Opened 10 years ago

Closed 10 years ago

Last modified 10 years ago

#309 closed defect (invalid)

stat() for '\..' should fail

Reported by: KO Myung-Hun Owned by:
Priority: normal Milestone: libc-0.7
Component: libc Version: 0.6.5
Severity: normal Keywords:
Cc:

Description

Hi/2.

stat() for '\..' should fail. A parent of root is invalid.

Attachments (1)

parent-of-root-is-invalid.diff (651 bytes) - added by KO Myung-Hun 10 years ago.
patch for '\..'

Download all attachments as: .zip

Change History (5)

Changed 10 years ago by KO Myung-Hun

patch for '\..'

comment:1 Changed 10 years ago by bird

Resolution: invalid
Status: newclosed

No, the parent of root is root, on FreeBSD, Linux, Windows and most importantly OS/2. Play around with stat /../../.. if you don't believe me.

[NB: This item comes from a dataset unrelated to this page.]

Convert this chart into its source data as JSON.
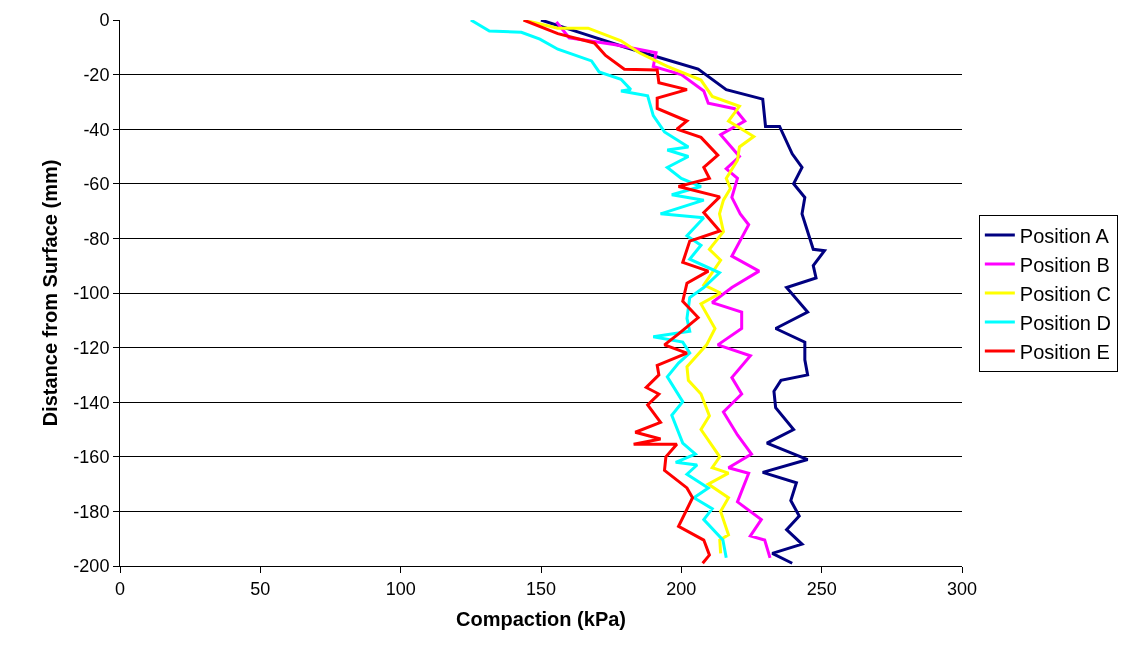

comment:2 Changed 10 years ago by KO Myung-Hun

Resolution: invalid
Status: closedreopened

I've confirmed. But VAC 3.08, OpenWatcom? v1.8 and EMX return an error. kLIBC should considers the compatiblity with other OSes more importantly than other OS/2 compilers ?

comment:3 Changed 10 years ago by bird

Resolution: invalid
Status: reopenedclosed

Yes, POSIX/UNIX compatibility is much more important than being compatible with IBM VisualAge? for C++, [Open]Watcom C/C++ or Microsoft C. Again just try call stat("/../../..", &St); on FreeBSD.

As mentioned in the wiki and numerous bugs, kLibC is NOT aiming at being bug compatible with either of the compilers you mentioned, but rather making porting UNIX open source code easier. This means leaning towards API behavior described by OpenGroup? / POSIX and actual UNIX implementations or clones, rather than some obscure and mostly discontinued compilers.

(Seems the Dos* APIs on OS/2 are unable to resolve "C:\..", despite the root directory having a '..' entry. I recall there being a HPFS or HPFS386 (or was it JFS?) APAR adding it to the root directory a very long time ago, too bad they didn't make it do what it is supposed to do.)

comment:4 Changed 10 years ago by KO Myung-Hun

I already confirmed on MingW and Linux. stat() worked on those OSes as you said. But OS/2 compilers did differently. So I asked.

I certainly came to know the aiming point of kLIBC. And I absolutely agree with you. Thanks.